Hallo,
Ich denke nein, denn es sind die Schulden der Verkäufer, nicht
Eure.
Grundschulden haften doch am Grundstück und nicht am
Kreditnehmer.
Wenn ich ein Grundstück kaufe auf dem eine Hypothek lastet und
dafür noch keine Löschungsbewilligung vorliegt, übernehme ich
als Käufer doch die Schulden - oder?
Na, da geht ja einiges durcheinander
Aber keine Sorge, es gibt eben schon Gründe, warum ein Jurastudium schon etwas für die Härteren unter uns ist.
Wir müssen hier ganz deutlich trennen zwischen der Verbindlichkeit des bisherigen Eigentümers gegenüber seiner Bank und der dinglichen Sicherheit hierfür in Form der Grundschuld. D.h. beide können durchaus auseinander fallen. Und genau hier wird ein Schuh aus der Geschichte.

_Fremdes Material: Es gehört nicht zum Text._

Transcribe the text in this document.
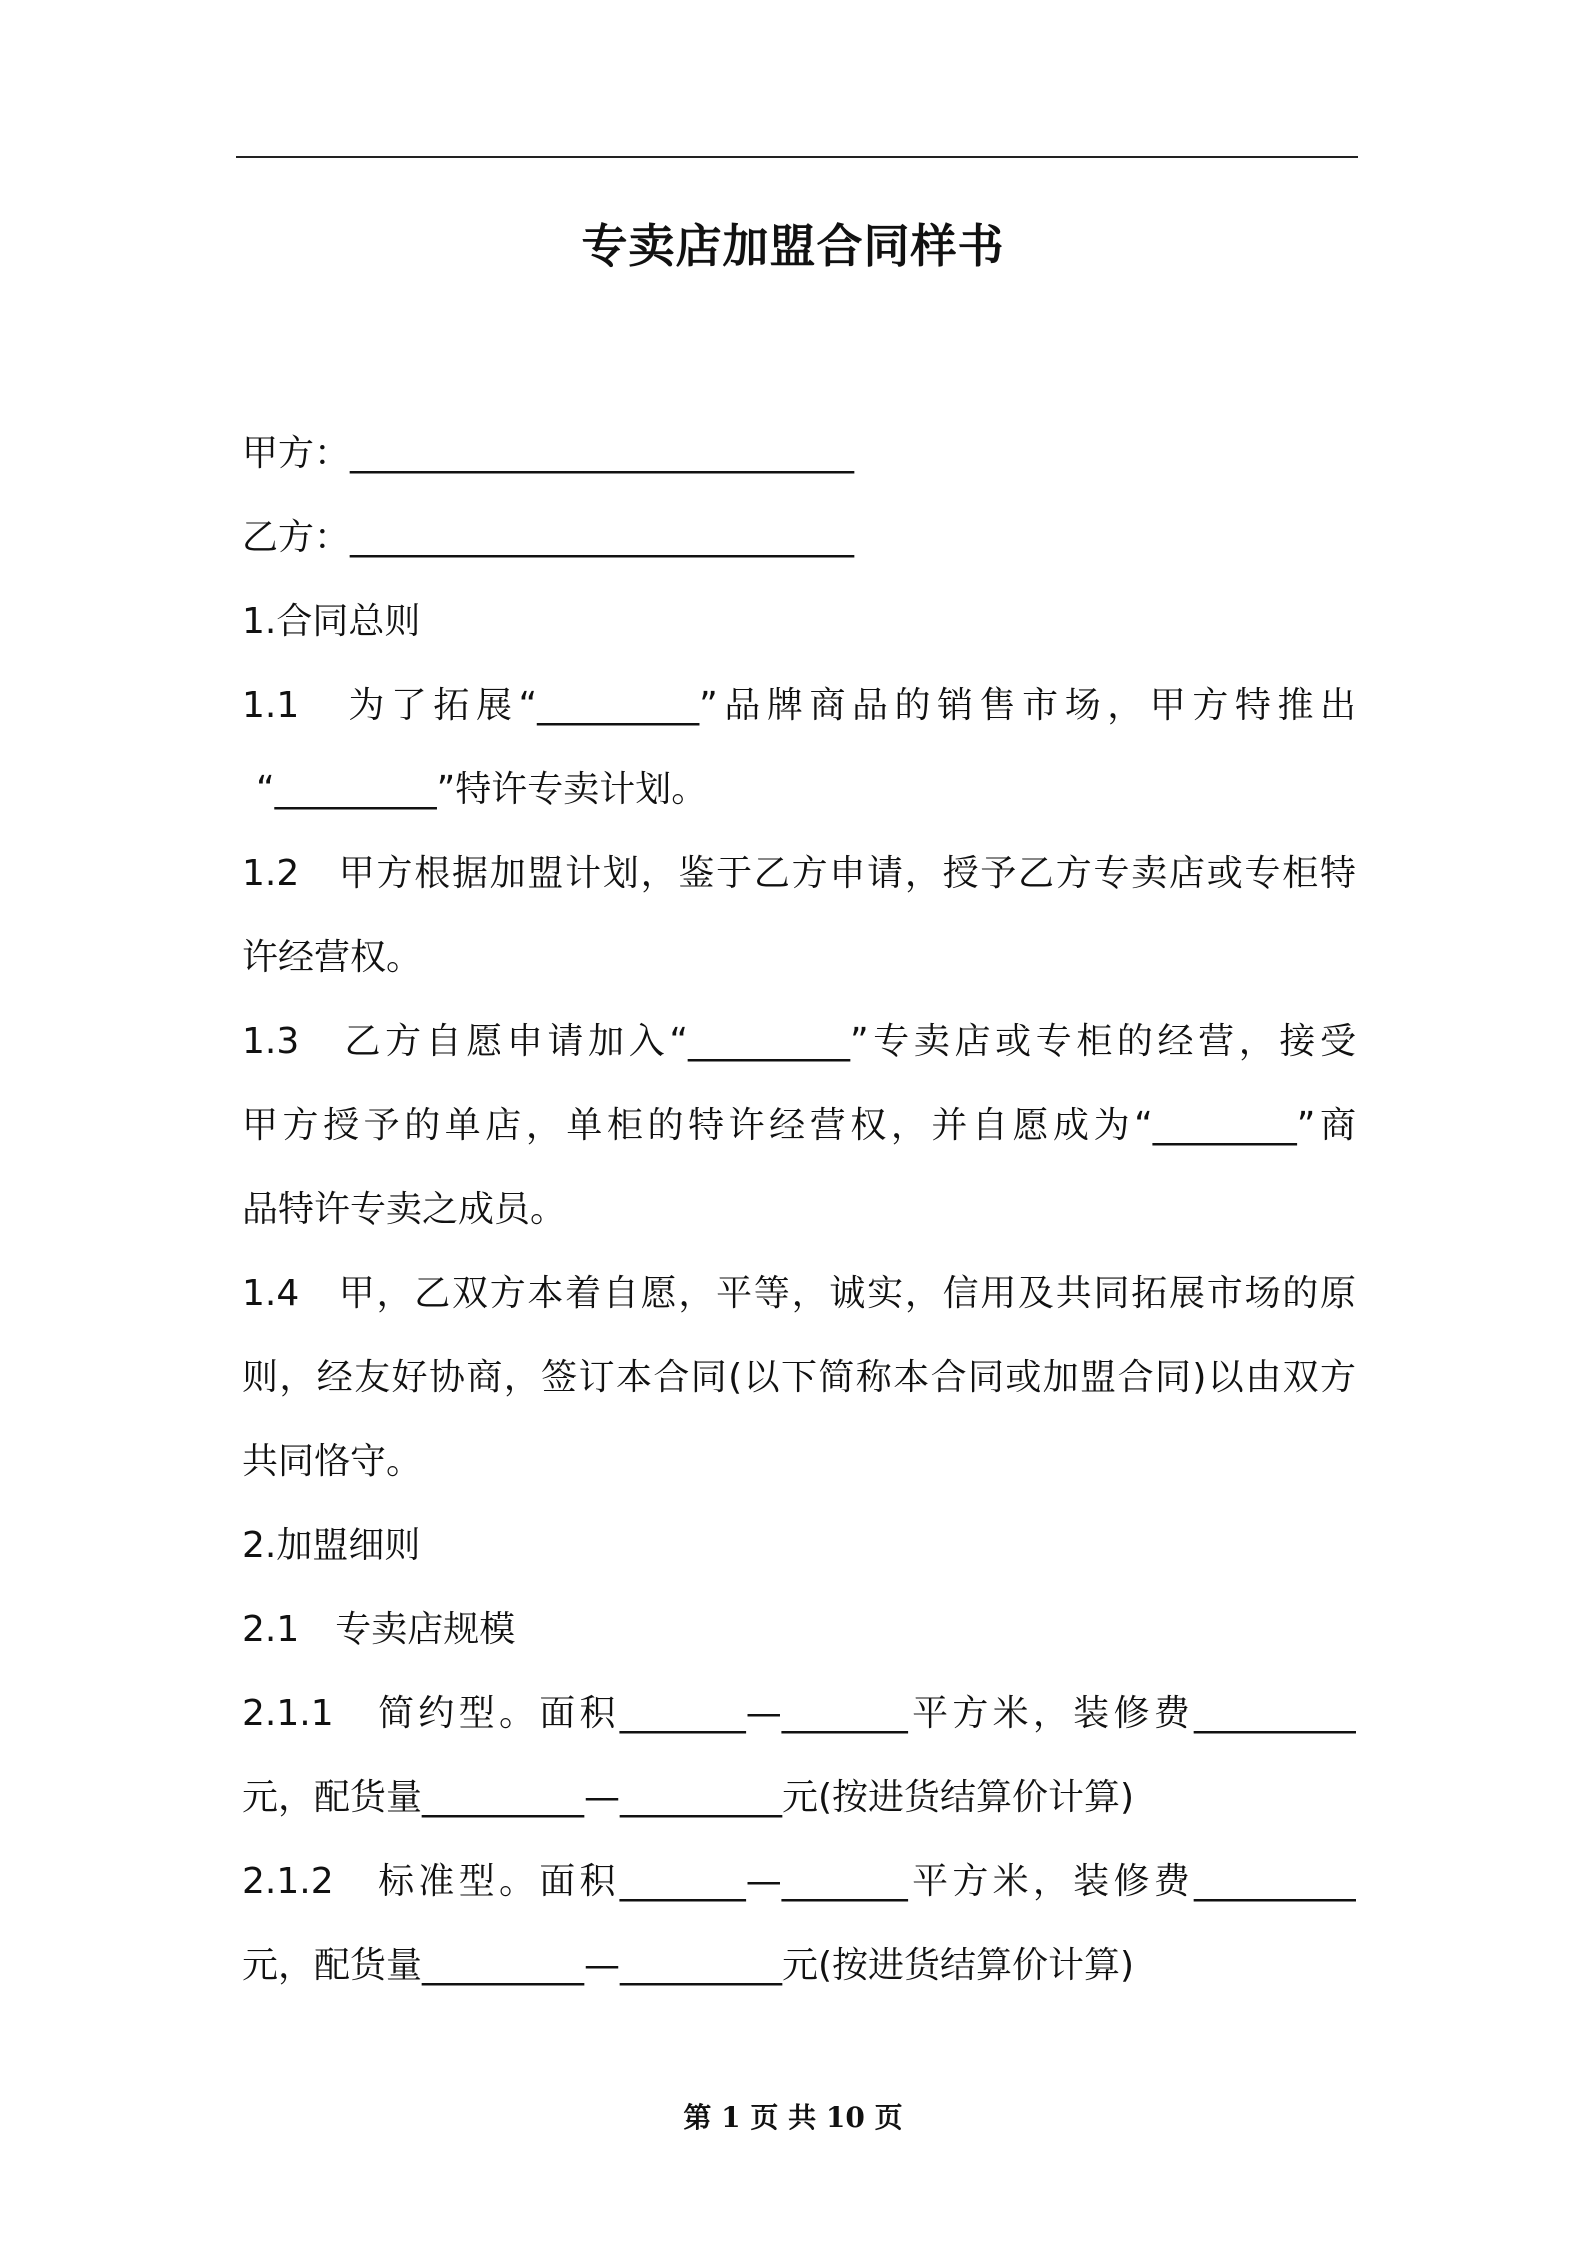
专卖店加盟合同样书
甲方：____________________________
乙方：____________________________
1.合同总则
1.1　为了拓展“_________”品牌商品的销售市场，甲方特推出
“_________”特许专卖计划。
1.2　甲方根据加盟计划，鉴于乙方申请，授予乙方专卖店或专柜特
许经营权。
1.3　乙方自愿申请加入“_________”专卖店或专柜的经营，接受
甲方授予的单店，单柜的特许经营权，并自愿成为“________”商
品特许专卖之成员。
1.4　甲，乙双方本着自愿，平等，诚实，信用及共同拓展市场的原
则，经友好协商，签订本合同(以下简称本合同或加盟合同)以由双方
共同恪守。
2.加盟细则
2.1　专卖店规模
2.1.1　简约型。面积_______—_______平方米，装修费_________
元，配货量_________—_________元(按进货结算价计算)
2.1.2　标准型。面积_______—_______平方米，装修费_________
元，配货量_________—_________元(按进货结算价计算)
第 1 页 共 10 页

Natürlich will man normalerweise so genannt „lastenfrei“ erwerben, weil man ja schließlich auch dem Verkäufer den vollen Kaufpreis (Wert der Immobilie) zahlt. Typischerweise geschieht dies so, dass eben aus dem Verkaufserlös der bisherige Gläubiger (finanzierende Bank des Verkäufers) befriedigt wird, und dieser dann eine Löschungsbewilligung erteilt. Dann ist das Grundbuch wieder sauber um selbst eine entsprechende Belastung für seine eigene Finanzierung aufnehmen zu können.
Es spricht aber prinzipiell gar nichts dagegen, dass man das Grundstück auch inkl. einer fremden Belastung übernimmt, bzw. dass man eine Verbindlichkeit Dritter über ein fremdes Grundstück absichert. Denn es geht gerade nicht darum, dass man hiermit auch dessen Verpflichtungen aus dem z.B. zugrunde liegenden Kreditvertrag übernehmen würde, sondern nur, dass für den Fall des Falles, dass der Verkäufer dies nicht mehr tut, der Gläubiger sich dann - unabhängig von der Frage eines abweichenden Eigentümers - aus dem Grundstück befriedigen könnte.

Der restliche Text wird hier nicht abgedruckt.